Home prices across major U.S. cities agreed with consensus by inching 0.1% higher in September, a repeat of the August reading.
Year-over-year, the Case-Shiller 20-city composite USSHPQ=ECI increased as expected by 1.4%, cooler than the 1.6% growth in the previous month.
For context, this represents the weakest annual price growth since early 2023, when the market was absorbing the initial shock of the Federal Reserve’s aggressive rate-hiking cycle,” says Nicholas Godec, Head of Fixed Income Tradables & Commodities at S&P Dow Jones Indices. “Yet unlike that period, which saw a quick rebound, current conditions suggest more persistent headwinds."
"With mortgage rates stubbornly elevated and affordability at multi-decade lows, the market appears to be settling into a new equilibrium of minimal price growth—or, in some regions, outright decline,” Godec adds.
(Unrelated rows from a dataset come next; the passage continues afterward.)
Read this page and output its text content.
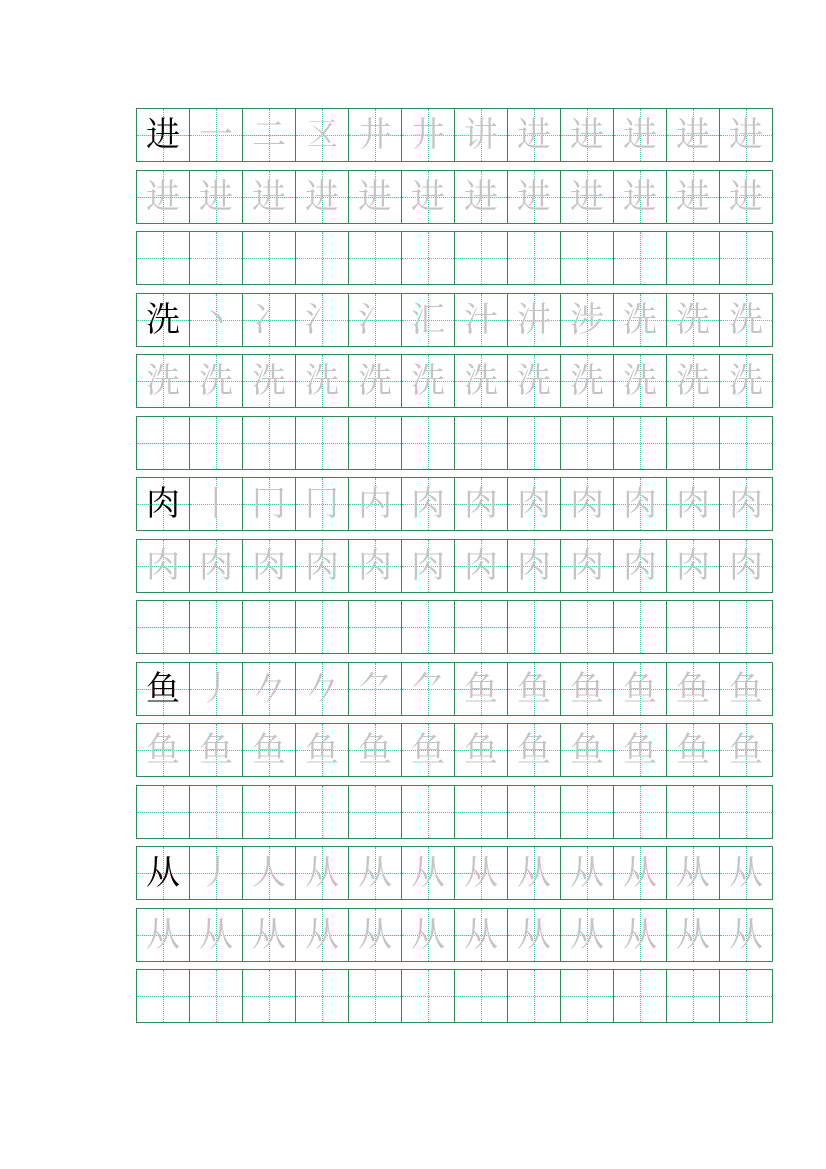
进 一 二 𠄡 井 井 讲 进 进 进 进 进
进 进 进 进 进 进 进 进 进 进 进 进
洗 丶 冫 氵 氵 汇 汁 汫 涉 洗 洗 洗
洗 洗 洗 洗 洗 洗 洗 洗 洗 洗 洗 洗
肉 丨 冂 冂 内 肉 肉 肉 肉 肉 肉 肉
肉 肉 肉 肉 肉 肉 肉 肉 肉 肉 肉 肉
鱼 丿 𠂊 𠂊 ⺈ ⺈ 鱼 鱼 鱼 鱼 鱼 鱼
鱼 鱼 鱼 鱼 鱼 鱼 鱼 鱼 鱼 鱼 鱼 鱼
从 丿 人 从 从 从 从 从 从 从 从 从
从 从 从 从 从 从 从 从 从 从 从 从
Among the cities in the composite, 11 saw year-over-year declines. New York and Chicago once again led the year-over-year gainers with increases of more than 5%, while poor Tampa was once again the biggest loser, with home prices down more than 4% from a year ago.
Finally, the Commerce Department would have you know that the value of goods stacked in the store rooms of U.S. businesses USBINV=ECI was unchanged way back in August. Remember August?